问题
I have created a dataframe like below, where I have used to_json() method to create JSON array value.
+----------------------------------------------------------------------------------------------------
|json_data |
+-----------------------------------------------------------------------------------------------------------+
|{"name":"sensor1","value-array":[{"time":"2020-11-27T01:01:00.000Z","sensorvalue":11.0,"tag1":"tagvalue"}]}|
+-----------------------------------------------------------------------------------------------------------+
I am using the below method to send the dataframe to a kafka topic. But when I consume the data which has been sent to the kafka topic, I could see the json data got stringified.

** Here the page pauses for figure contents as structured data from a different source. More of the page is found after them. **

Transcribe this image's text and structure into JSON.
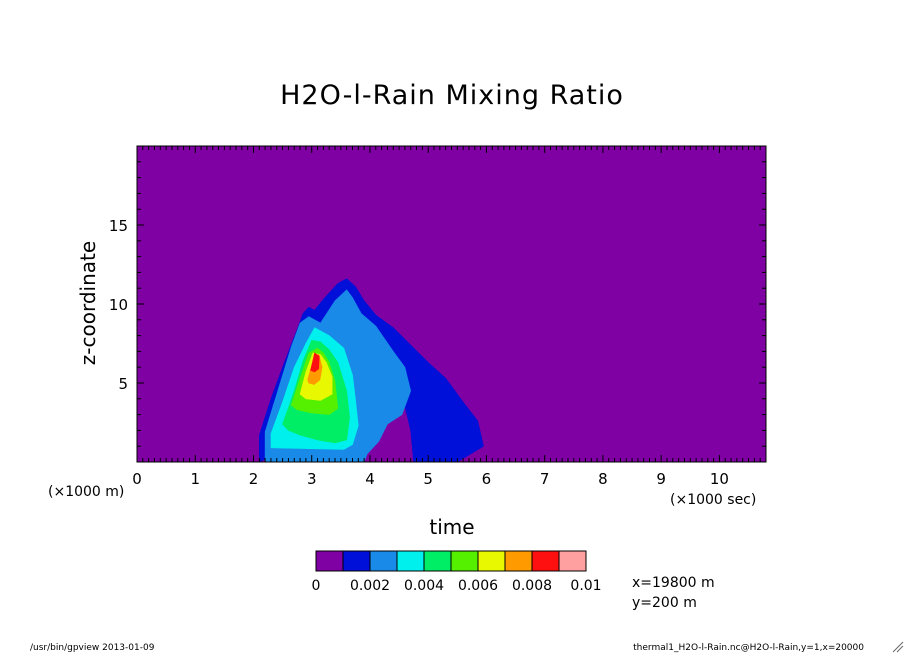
{
  "chart_data": {
    "type": "heatmap",
    "title": "H2O-l-Rain Mixing Ratio",
    "xlabel": "time",
    "ylabel": "z-coordinate",
    "x_unit_note": "(×1000 sec)",
    "y_unit_note": "(×1000 m)",
    "xlim": [
      0,
      10.8
    ],
    "ylim": [
      0,
      20
    ],
    "x_ticks": [
      0,
      1,
      2,
      3,
      4,
      5,
      6,
      7,
      8,
      9,
      10
    ],
    "y_ticks": [
      5,
      10,
      15
    ],
    "colorbar": {
      "levels": [
        0,
        0.001,
        0.002,
        0.003,
        0.004,
        0.005,
        0.006,
        0.007,
        0.008,
        0.009,
        0.01
      ],
      "labels": [
        "0",
        "0.002",
        "0.004",
        "0.006",
        "0.008",
        "0.01"
      ],
      "colors": [
        "#7f00a3",
        "#0010d8",
        "#1a8ae8",
        "#00f0ee",
        "#00ee66",
        "#55f000",
        "#e8f800",
        "#ff9a00",
        "#ff1010",
        "#ffa0a0"
      ]
    },
    "regions": [
      {
        "level": 1,
        "x": [
          2.1,
          2.3,
          2.55,
          2.75,
          2.85,
          2.95,
          3.05,
          3.2,
          3.45,
          3.6,
          3.75,
          3.9,
          4.1,
          4.4,
          4.7,
          5.0,
          5.3,
          5.6,
          5.85,
          5.95,
          5.5,
          5.0,
          4.75,
          4.7,
          4.55,
          4.35,
          4.2,
          2.1
        ],
        "y": [
          1.7,
          4.0,
          6.5,
          8.4,
          9.4,
          9.8,
          9.6,
          10.3,
          11.3,
          11.6,
          11.1,
          10.2,
          9.3,
          8.5,
          7.4,
          6.3,
          5.3,
          3.8,
          2.6,
          1.0,
          0.0,
          0.0,
          0.0,
          2.0,
          4.3,
          4.2,
          3.8,
          0.0
        ]
      },
      {
        "level": 2,
        "x": [
          2.2,
          2.4,
          2.65,
          2.8,
          2.95,
          3.15,
          3.4,
          3.6,
          3.7,
          3.85,
          4.1,
          4.4,
          4.6,
          4.7,
          4.55,
          4.3,
          4.15,
          3.95,
          3.9,
          2.2
        ],
        "y": [
          1.9,
          4.3,
          7.3,
          8.8,
          9.2,
          8.8,
          10.2,
          10.9,
          10.4,
          9.4,
          8.6,
          7.0,
          6.0,
          4.5,
          3.0,
          2.4,
          1.3,
          0.5,
          0.0,
          0.0
        ]
      },
      {
        "level": 3,
        "x": [
          2.3,
          2.5,
          2.7,
          2.9,
          3.05,
          3.3,
          3.55,
          3.7,
          3.75,
          3.8,
          3.7,
          3.55,
          2.3
        ],
        "y": [
          1.8,
          3.8,
          6.0,
          7.5,
          8.5,
          8.0,
          7.2,
          5.5,
          4.0,
          2.3,
          1.1,
          0.8,
          0.9
        ]
      },
      {
        "level": 4,
        "x": [
          2.5,
          2.7,
          2.85,
          3.0,
          3.15,
          3.3,
          3.45,
          3.6,
          3.65,
          3.6,
          3.4,
          3.1,
          2.8,
          2.6
        ],
        "y": [
          2.4,
          4.5,
          6.4,
          7.7,
          7.6,
          7.1,
          6.3,
          4.5,
          2.8,
          1.4,
          1.2,
          1.4,
          1.7,
          2.0
        ]
      },
      {
        "level": 5,
        "x": [
          2.65,
          2.8,
          2.95,
          3.1,
          3.2,
          3.3,
          3.4,
          3.45,
          3.3,
          3.0,
          2.75
        ],
        "y": [
          3.6,
          5.3,
          6.9,
          7.2,
          6.9,
          6.3,
          5.1,
          3.4,
          3.0,
          3.1,
          3.3
        ]
      },
      {
        "level": 6,
        "x": [
          2.8,
          2.9,
          3.02,
          3.15,
          3.25,
          3.35,
          3.35,
          3.15,
          2.9
        ],
        "y": [
          4.3,
          5.7,
          6.9,
          6.8,
          6.3,
          5.4,
          4.3,
          3.9,
          4.0
        ]
      },
      {
        "level": 7,
        "x": [
          2.93,
          3.03,
          3.12,
          3.18,
          3.14,
          3.04,
          2.95
        ],
        "y": [
          5.2,
          6.5,
          6.8,
          6.0,
          5.2,
          4.9,
          5.0
        ]
      },
      {
        "level": 8,
        "x": [
          2.98,
          3.05,
          3.13,
          3.12,
          3.05
        ],
        "y": [
          5.8,
          6.9,
          6.7,
          5.9,
          5.7
        ]
      }
    ]
  },
  "info": {
    "x_coord": "x=19800 m",
    "y_coord": "y=200 m"
  },
  "footer": {
    "left": "/usr/bin/gpview  2013-01-09",
    "right": "thermal1_H2O-l-Rain.nc@H2O-l-Rain,y=1,x=20000"
  }
}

Code to push the data to kafka:
outgoingDF.selectExpr("CAST(Key as STRING) as key", "to_json(struct(*)) AS value")
.write
.format("kafka")
.option("topic", "topic_test")
.option("kafka.bootstrap.servers", "localhost:9093")
.option("checkpointLocation", checkpointPath)
.option("kafka.sasl.mechanism", "PLAIN")
.option("kafka.security.protocol", "SASL_SSL")
.option("truncate", false)
.save()
Stringified data being received in kafka:
{
"name": "sensor1",
"value-array": "[{\"time\":\"2020-11-27T01:01:00.000Z\",\"sensorvalue\":11.0,\"tag1\":\"tagvalue\"}]"
}
How can we send the data to kafka topic, so that we dont see stringified jsons as output ?
回答1:
json_data
is of type string
& again you are passing json_data
to
to_json(struct("*"))
function.
Check value
column which is going to kafka.
df.withColumn("value",to_json(struct($"*"))).show(false)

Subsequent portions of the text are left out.